Sunday, April 3, 2016

The Prowler (1951)

Leave it to director Joseph Losey to bring a healthy dose of darkness to the screen.  With The Prowler, he doesn't disappoint, with a tale that makes James M. Cain look optimistic. At least in the case of the scribe's Double Indemnity and The Postman Always Rings Twice, the murderous couples were always on the level with each other. Not in this movie.

Let me back up a bit: After Susan (Evelyn  Keyes), the wife of a disc jockey, spots a prowler peeping in on her in the shower, she naturally calls the cops to investigate. One of them, Webb (Van Heflin), takes a special interest in her. He's a bitter sort of fellow, a one-time college football champ dreaming of owning a motel court. This being a film noir, he of course has an affair with the married woman, not put off at all by her husband's convenient late-night radio gig. Nor is Webb scared off by the life insurance policy Susan's hubby happens to have.

Even in terms of the fiend-populated movies of film noir, Heflin plays one memorably unscrupulous, non-magnificent bastard. But don't feel too sorry for Susan, unassuming as she is to the true extant of her lover's monetary fixation; she quite willingly falls for his charms, partially won over by the chance to escape from her dull and constricting home life.

Though not taking place in the usual Noir habitat, replacing the dark cities and glitzy nightclubs with windy deserts and sleepy suburbs, sleaze still permeates The Prowler.The movie turns the typically melodramatic tropes (adultery, grand passion, etc) on it's head to satirize the American Dream, with a central relationship built on murder and lies, and an upcoming birth leading to a family's collapse. 

Not the most uplifting movie to come out of Hollywood, but certainly one you're not going to forget. 

Friday, April 1, 2016

Laurence Olivier Blinks...a lot

He sure does.

You only have to check out his "now is the winter" etc monologue from Richard III (1955) to know what I'm talking about:


Them's some serious blinking.

I've previously noticed those fluttering eyelashes in The Entertainer (1960), Term of Trial (1962), Bunny Lake is Missing (1965), The Beggar's Opera (1953), and The Devil's Disciple (1959).

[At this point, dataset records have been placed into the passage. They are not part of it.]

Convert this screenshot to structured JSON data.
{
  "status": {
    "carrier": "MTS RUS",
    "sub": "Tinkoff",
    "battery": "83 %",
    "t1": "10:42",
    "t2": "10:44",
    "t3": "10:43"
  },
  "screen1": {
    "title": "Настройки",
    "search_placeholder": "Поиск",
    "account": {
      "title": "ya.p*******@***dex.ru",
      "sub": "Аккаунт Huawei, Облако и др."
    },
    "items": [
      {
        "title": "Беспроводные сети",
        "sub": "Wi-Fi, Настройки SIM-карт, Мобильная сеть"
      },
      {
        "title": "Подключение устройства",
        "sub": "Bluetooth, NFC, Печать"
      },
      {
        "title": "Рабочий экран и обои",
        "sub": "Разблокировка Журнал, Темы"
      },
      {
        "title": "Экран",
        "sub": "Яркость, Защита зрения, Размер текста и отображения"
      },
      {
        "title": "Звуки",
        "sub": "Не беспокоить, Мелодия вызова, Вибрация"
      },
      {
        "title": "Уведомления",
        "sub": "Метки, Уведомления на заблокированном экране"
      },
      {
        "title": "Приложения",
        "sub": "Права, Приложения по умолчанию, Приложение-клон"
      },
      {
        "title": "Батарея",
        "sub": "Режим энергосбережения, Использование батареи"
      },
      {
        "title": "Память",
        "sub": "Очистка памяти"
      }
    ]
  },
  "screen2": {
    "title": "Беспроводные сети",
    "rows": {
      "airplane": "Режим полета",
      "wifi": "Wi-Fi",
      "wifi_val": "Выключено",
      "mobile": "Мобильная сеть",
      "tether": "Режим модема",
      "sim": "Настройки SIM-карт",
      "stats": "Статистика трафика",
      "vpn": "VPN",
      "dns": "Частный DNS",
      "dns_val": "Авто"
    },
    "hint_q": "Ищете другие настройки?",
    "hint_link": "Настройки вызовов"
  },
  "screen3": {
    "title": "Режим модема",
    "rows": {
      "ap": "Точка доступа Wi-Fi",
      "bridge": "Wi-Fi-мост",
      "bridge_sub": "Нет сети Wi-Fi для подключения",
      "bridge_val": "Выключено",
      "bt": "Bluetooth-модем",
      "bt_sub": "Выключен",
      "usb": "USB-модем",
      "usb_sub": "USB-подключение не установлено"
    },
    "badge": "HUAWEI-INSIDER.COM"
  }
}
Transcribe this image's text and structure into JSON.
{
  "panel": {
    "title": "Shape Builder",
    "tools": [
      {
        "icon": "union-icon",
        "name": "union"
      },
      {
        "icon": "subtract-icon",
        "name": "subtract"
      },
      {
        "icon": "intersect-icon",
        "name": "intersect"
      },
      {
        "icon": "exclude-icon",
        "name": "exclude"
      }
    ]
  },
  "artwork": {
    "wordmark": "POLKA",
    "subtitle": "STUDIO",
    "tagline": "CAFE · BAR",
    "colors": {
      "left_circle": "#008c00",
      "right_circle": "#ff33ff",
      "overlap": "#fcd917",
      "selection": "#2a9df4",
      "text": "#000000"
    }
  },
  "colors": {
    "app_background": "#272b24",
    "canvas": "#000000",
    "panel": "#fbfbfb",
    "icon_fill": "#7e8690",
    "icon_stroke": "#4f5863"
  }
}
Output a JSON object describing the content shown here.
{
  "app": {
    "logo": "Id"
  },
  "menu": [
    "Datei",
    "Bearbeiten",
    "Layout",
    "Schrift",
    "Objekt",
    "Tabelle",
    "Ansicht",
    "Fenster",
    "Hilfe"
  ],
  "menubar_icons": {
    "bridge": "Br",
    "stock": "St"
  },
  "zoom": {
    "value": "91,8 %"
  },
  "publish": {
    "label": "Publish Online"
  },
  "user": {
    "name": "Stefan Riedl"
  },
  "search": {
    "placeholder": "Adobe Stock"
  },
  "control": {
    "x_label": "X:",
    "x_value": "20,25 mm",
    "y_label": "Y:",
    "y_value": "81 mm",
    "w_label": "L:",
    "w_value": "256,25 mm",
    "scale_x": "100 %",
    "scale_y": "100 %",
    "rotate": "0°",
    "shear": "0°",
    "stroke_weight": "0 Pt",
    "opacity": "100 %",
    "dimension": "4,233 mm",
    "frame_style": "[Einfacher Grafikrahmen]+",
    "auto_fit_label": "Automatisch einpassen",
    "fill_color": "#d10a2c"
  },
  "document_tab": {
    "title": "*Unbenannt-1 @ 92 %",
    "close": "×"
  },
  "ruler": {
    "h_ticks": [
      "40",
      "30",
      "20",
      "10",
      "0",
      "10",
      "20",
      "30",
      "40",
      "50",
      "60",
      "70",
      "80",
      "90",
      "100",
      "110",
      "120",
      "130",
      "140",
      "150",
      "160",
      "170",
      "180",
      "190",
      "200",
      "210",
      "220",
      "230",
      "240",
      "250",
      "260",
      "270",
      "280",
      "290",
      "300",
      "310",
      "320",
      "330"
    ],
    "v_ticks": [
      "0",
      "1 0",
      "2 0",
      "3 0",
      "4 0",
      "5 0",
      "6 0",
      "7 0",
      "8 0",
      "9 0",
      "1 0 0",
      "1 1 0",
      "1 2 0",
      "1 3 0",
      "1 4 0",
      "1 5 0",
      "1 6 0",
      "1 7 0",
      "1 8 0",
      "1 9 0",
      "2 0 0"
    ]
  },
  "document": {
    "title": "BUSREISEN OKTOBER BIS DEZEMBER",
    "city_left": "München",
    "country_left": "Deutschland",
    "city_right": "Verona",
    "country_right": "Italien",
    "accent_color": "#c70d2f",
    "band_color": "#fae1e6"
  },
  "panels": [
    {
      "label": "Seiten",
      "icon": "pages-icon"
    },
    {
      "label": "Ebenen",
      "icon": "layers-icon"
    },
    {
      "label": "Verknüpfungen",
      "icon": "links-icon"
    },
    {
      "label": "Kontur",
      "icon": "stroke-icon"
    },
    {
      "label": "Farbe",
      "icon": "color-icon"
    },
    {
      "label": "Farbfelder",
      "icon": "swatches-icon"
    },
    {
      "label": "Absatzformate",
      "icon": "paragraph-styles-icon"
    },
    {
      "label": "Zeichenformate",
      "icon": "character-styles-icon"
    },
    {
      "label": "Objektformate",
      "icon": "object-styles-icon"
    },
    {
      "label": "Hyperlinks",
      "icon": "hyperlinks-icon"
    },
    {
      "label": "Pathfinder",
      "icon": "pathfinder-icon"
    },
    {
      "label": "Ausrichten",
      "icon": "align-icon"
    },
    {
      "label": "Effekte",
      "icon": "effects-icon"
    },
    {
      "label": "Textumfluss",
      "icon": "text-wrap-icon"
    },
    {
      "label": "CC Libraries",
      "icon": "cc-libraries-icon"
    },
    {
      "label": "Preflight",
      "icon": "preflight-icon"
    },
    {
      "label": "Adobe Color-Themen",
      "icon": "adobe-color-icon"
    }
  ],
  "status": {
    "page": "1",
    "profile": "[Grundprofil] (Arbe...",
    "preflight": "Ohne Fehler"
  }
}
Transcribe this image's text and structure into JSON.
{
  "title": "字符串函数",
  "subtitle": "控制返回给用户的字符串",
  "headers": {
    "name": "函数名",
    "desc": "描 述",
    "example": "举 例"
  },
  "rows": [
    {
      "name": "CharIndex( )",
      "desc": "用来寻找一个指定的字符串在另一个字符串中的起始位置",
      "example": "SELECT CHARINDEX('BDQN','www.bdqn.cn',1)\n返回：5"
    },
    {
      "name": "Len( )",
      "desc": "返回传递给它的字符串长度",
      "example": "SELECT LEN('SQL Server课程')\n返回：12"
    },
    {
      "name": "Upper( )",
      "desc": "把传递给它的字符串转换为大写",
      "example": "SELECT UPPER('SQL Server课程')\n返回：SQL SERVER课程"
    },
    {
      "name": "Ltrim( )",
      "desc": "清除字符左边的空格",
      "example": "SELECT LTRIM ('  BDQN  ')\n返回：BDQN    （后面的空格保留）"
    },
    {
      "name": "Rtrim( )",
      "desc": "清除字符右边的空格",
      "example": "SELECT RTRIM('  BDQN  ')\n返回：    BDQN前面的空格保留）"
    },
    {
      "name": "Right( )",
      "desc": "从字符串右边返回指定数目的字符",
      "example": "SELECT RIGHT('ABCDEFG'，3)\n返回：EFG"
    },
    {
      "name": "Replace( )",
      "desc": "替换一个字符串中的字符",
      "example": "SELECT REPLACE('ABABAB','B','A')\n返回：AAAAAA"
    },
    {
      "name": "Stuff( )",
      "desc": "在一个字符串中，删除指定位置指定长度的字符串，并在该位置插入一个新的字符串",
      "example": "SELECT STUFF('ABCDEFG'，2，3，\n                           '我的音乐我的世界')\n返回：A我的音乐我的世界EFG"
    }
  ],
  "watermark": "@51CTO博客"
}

And it's one of those quirks that, once you notice it, you can never unsee, and once you do, are always on the lookout for. Herbert Marshall's another actor who shares the same distracting habit.

But Larry O is the only performer I can think of with such a visual tick that reoccurs over multiple films; rhythmically batting his eyes as if a bit of dust flew in, and he had to wait until the camera stopped rolling before he could rub it out. 

Sounds like a reasonable explanation. Or maybe Olivier felt that rapid blinking was a good way to convey visual a character's calculating nature.

Or it's just a inconsequential thingamajig I only noticed because The Devil's Disciple was so diabolically dull, and something had to take my notice.